By Workload Type: Inference Growth Changes Revenue Mix Across the Stack

Model Training and Fine-Tuning accounted for 49.34% of revenue in 2025, making it the largest workload category in the AI Infrastructure-as-a-Service market. This leadership came from the high cost of dense GPU clusters, advanced interconnects, and long-duration jobs required for large-scale model development. Training workloads still matter because many enterprises and model developers continue to fine-tune frontier or domain-specific systems for production use. They also create demand for managed data preparation, storage throughput, and performance monitoring across large distributed environments. Even as the workload mix broadens, training remains a large revenue anchor because it consumes the most premium hardware and often runs on reserved or highly specialized cluster setups.

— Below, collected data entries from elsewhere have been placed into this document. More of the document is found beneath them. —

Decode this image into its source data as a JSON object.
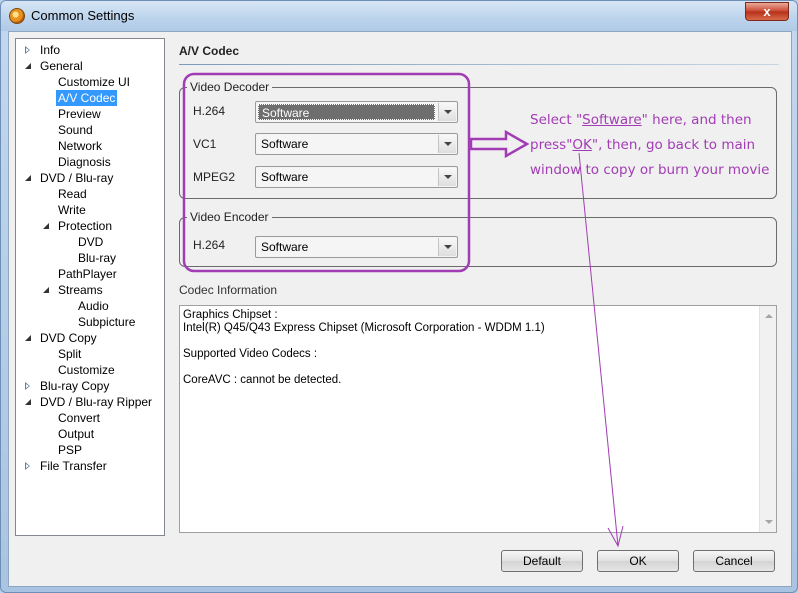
{
  "window": {
    "title": "Common Settings",
    "close_glyph": "x"
  },
  "tree": {
    "items": [
      {
        "label": "Info",
        "level": 0,
        "toggle": "collapsed"
      },
      {
        "label": "General",
        "level": 0,
        "toggle": "expanded"
      },
      {
        "label": "Customize UI",
        "level": 1,
        "toggle": "none"
      },
      {
        "label": "A/V Codec",
        "level": 1,
        "toggle": "none",
        "selected": true
      },
      {
        "label": "Preview",
        "level": 1,
        "toggle": "none"
      },
      {
        "label": "Sound",
        "level": 1,
        "toggle": "none"
      },
      {
        "label": "Network",
        "level": 1,
        "toggle": "none"
      },
      {
        "label": "Diagnosis",
        "level": 1,
        "toggle": "none"
      },
      {
        "label": "DVD / Blu-ray",
        "level": 0,
        "toggle": "expanded"
      },
      {
        "label": "Read",
        "level": 1,
        "toggle": "none"
      },
      {
        "label": "Write",
        "level": 1,
        "toggle": "none"
      },
      {
        "label": "Protection",
        "level": 1,
        "toggle": "expanded"
      },
      {
        "label": "DVD",
        "level": 2,
        "toggle": "none"
      },
      {
        "label": "Blu-ray",
        "level": 2,
        "toggle": "none"
      },
      {
        "label": "PathPlayer",
        "level": 1,
        "toggle": "none"
      },
      {
        "label": "Streams",
        "level": 1,
        "toggle": "expanded"
      },
      {
        "label": "Audio",
        "level": 2,
        "toggle": "none"
      },
      {
        "label": "Subpicture",
        "level": 2,
        "toggle": "none"
      },
      {
        "label": "DVD Copy",
        "level": 0,
        "toggle": "expanded"
      },
      {
        "label": "Split",
        "level": 1,
        "toggle": "none"
      },
      {
        "label": "Customize",
        "level": 1,
        "toggle": "none"
      },
      {
        "label": "Blu-ray Copy",
        "level": 0,
        "toggle": "collapsed"
      },
      {
        "label": "DVD / Blu-ray Ripper",
        "level": 0,
        "toggle": "expanded"
      },
      {
        "label": "Convert",
        "level": 1,
        "toggle": "none"
      },
      {
        "label": "Output",
        "level": 1,
        "toggle": "none"
      },
      {
        "label": "PSP",
        "level": 1,
        "toggle": "none"
      },
      {
        "label": "File Transfer",
        "level": 0,
        "toggle": "collapsed"
      }
    ]
  },
  "panel": {
    "title": "A/V Codec",
    "decoder": {
      "legend": "Video Decoder",
      "rows": [
        {
          "label": "H.264",
          "value": "Software"
        },
        {
          "label": "VC1",
          "value": "Software"
        },
        {
          "label": "MPEG2",
          "value": "Software"
        }
      ]
    },
    "encoder": {
      "legend": "Video Encoder",
      "rows": [
        {
          "label": "H.264",
          "value": "Software"
        }
      ]
    },
    "codec_info": {
      "label": "Codec Information",
      "lines": [
        "Graphics Chipset :",
        "Intel(R) Q45/Q43 Express Chipset (Microsoft Corporation - WDDM 1.1)",
        "",
        "Supported Video Codecs :",
        "",
        "CoreAVC : cannot be detected."
      ]
    }
  },
  "buttons": {
    "default": "Default",
    "ok": "OK",
    "cancel": "Cancel"
  },
  "annotation": {
    "part1": "Select \"",
    "software": "Software",
    "part2": "\" here, and then press\"",
    "ok": "OK",
    "part3": "\", then, go back to main window to copy or burn your movie",
    "color": "#a23cb4"
  }
}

Model Inference and Serving is projected to grow at 32.45% CAGR through 2031, making it the fastest-growing workload in the AI Infrastructure-as-a-Service market. Vast.ai stated in 2026 that inference workloads accounted for roughly two-thirds of AI compute, supporting the view that production usage now outweighs experimentation in many environments. This shift changes infrastructure economics because inference is continuous, latency-sensitive, and closely tied to customer-facing demand. It also increases interest in model routing, autoscaling, caching, and co-located services such as vector databases for retrieval-augmented generation pipelines. AI Data Processing and Analytics remains important because enterprises need managed pipelines to prepare training data, ground responses, and support retrieval workflows after deployment. Other AI workloads, including synthetic data generation, reinforcement learning from human feedback, and simulation for drug discovery or autonomous systems, add burst demand that broadens utilization patterns. 

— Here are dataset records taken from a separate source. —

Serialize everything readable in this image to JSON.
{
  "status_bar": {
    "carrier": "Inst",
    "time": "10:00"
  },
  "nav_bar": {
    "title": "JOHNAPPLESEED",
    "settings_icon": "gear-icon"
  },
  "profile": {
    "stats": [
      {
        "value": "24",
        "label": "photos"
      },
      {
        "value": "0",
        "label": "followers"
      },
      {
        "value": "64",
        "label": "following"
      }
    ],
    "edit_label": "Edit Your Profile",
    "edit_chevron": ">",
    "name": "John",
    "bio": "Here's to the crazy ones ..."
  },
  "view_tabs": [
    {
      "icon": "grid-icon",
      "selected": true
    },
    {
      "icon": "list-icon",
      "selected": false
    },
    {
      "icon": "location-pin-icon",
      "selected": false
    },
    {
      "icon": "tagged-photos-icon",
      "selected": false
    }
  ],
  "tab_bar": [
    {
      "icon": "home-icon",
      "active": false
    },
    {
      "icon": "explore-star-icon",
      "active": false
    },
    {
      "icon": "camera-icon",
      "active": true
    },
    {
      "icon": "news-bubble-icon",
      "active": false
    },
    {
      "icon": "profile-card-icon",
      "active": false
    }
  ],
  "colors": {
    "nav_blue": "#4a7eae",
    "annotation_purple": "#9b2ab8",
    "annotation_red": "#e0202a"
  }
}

By Deployment Mode: Public Cloud Stays Largest While Hybrid Architectures Gain Ground

Public Cloud accounted for 68.07% share of the AI Infrastructure-as-a-Service market size in 2025, making it the dominant deployment model. Its lead comes from fast provisioning, access to the newest GPU generations, broad geographic reach, and built-in AI services that reduce setup time for enterprise teams. For many buyers, public infrastructure remains the easiest way to launch pilots, expand capacity quickly, and avoid long hardware procurement cycles. It also gives customers access to a wide range of services, including managed training, model hosting, data pipelines, and observability tools, all within a single environment. This combination keeps Public Cloud central to the AI Infrastructure-as-a-Service market, especially for organizations that prioritize speed and global availability.

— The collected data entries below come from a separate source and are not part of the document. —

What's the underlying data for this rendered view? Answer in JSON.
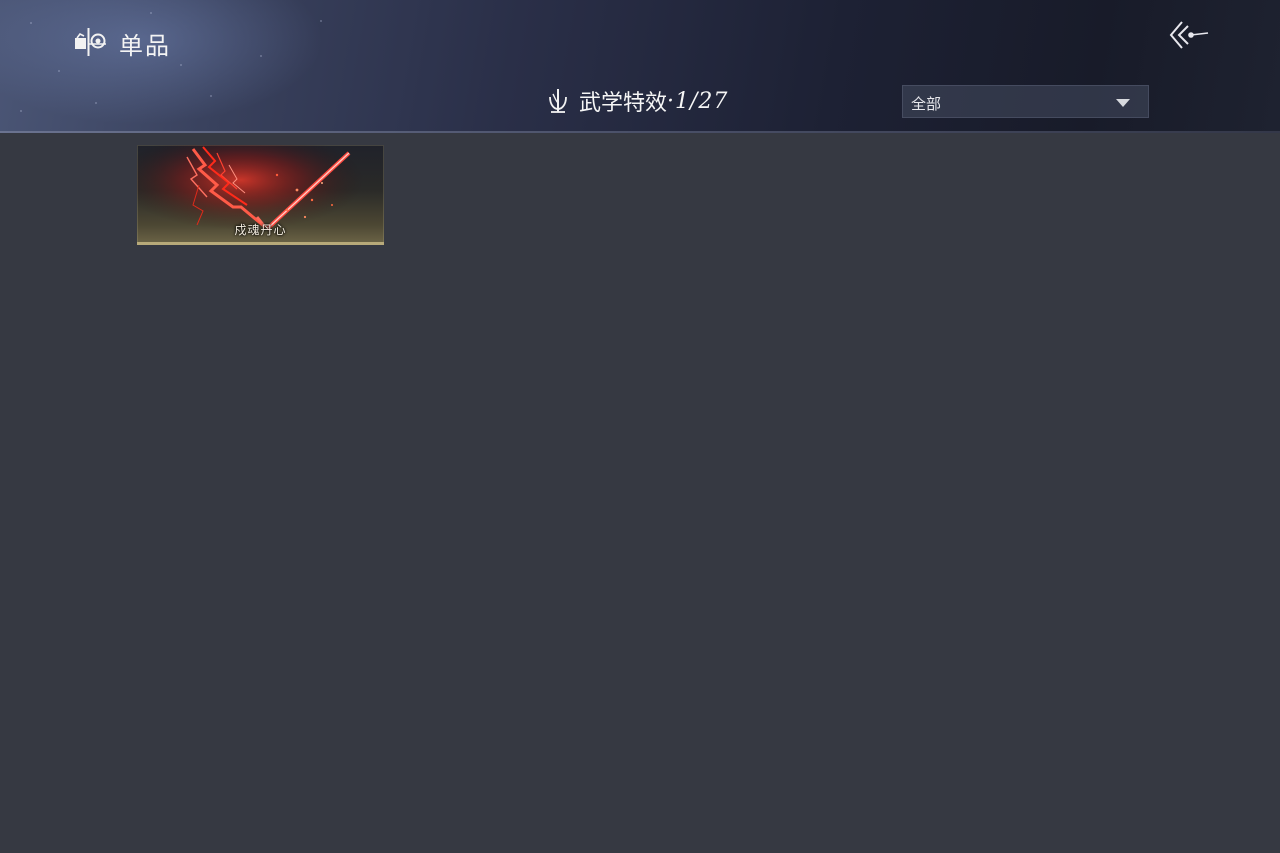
{
  "header": {
    "app_title": "单品",
    "back_icon": "back-arrow-icon"
  },
  "section": {
    "title": "武学特效",
    "count": "·1/27"
  },
  "filter": {
    "selected": "全部"
  },
  "items": [
    {
      "name": "戍魂丹心",
      "theme_color": "#d01818"
    }
  ],
  "colors": {
    "background": "#363942",
    "header_dark": "#1d2134",
    "accent_red": "#e02020"
  }
}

Hybrid Cloud is projected to grow at a 31.93% CAGR through 2031, making it the fastest-growing deployment mode in the AI Infrastructure-as-a-Service market. The main reason is workload separation: sensitive or regulated tasks stay on dedicated infrastructure, while burst training or seasonal demand moves to shared public capacity. This approach gives enterprises greater control over data placement and cost allocation without sacrificing access to large, elastic GPU pools. Managed Private Cloud also has a growing role, particularly for government bodies and regulated enterprises that need single-tenant environments, tailored networking, or stronger isolation controls. Across these deployment paths, customers increasingly want portability between sites, regions, and providers so they can avoid lock-in and keep procurement options open. That need is turning deployment strategy into a longer-term design choice rather than a simple hosting decision. The AI Infrastructure-as-a-Service market is therefore expanding across mixed environments where orchestration and policy control matter as much as raw capacity. Providers that support smooth workload movement across deployment modes are likely to be better positioned as enterprise architectures become more complex.

By Customer Organization Size: Large Enterprises Lead Today While SME Adoption Accelerates

Large Enterprises accounted for 62.21% of revenue in 2025, making them the largest customer segment in the AI Infrastructure-as-a-Service market. Their lead reflects larger IT budgets, deeper data resources, and AI programs mature enough to justify reserved cluster agreements or dedicated service arrangements. These organizations often run multiple model initiatives simultaneously, which supports high utilization and makes enterprise pricing models more attractive. They also place strong value on global support, integrated billing, and broad security controls, which favors providers with large platform footprints. This keeps enterprise demand concentrated with hyperscalers and major specialists that can deliver capacity, service continuity, and long-term account management at scale.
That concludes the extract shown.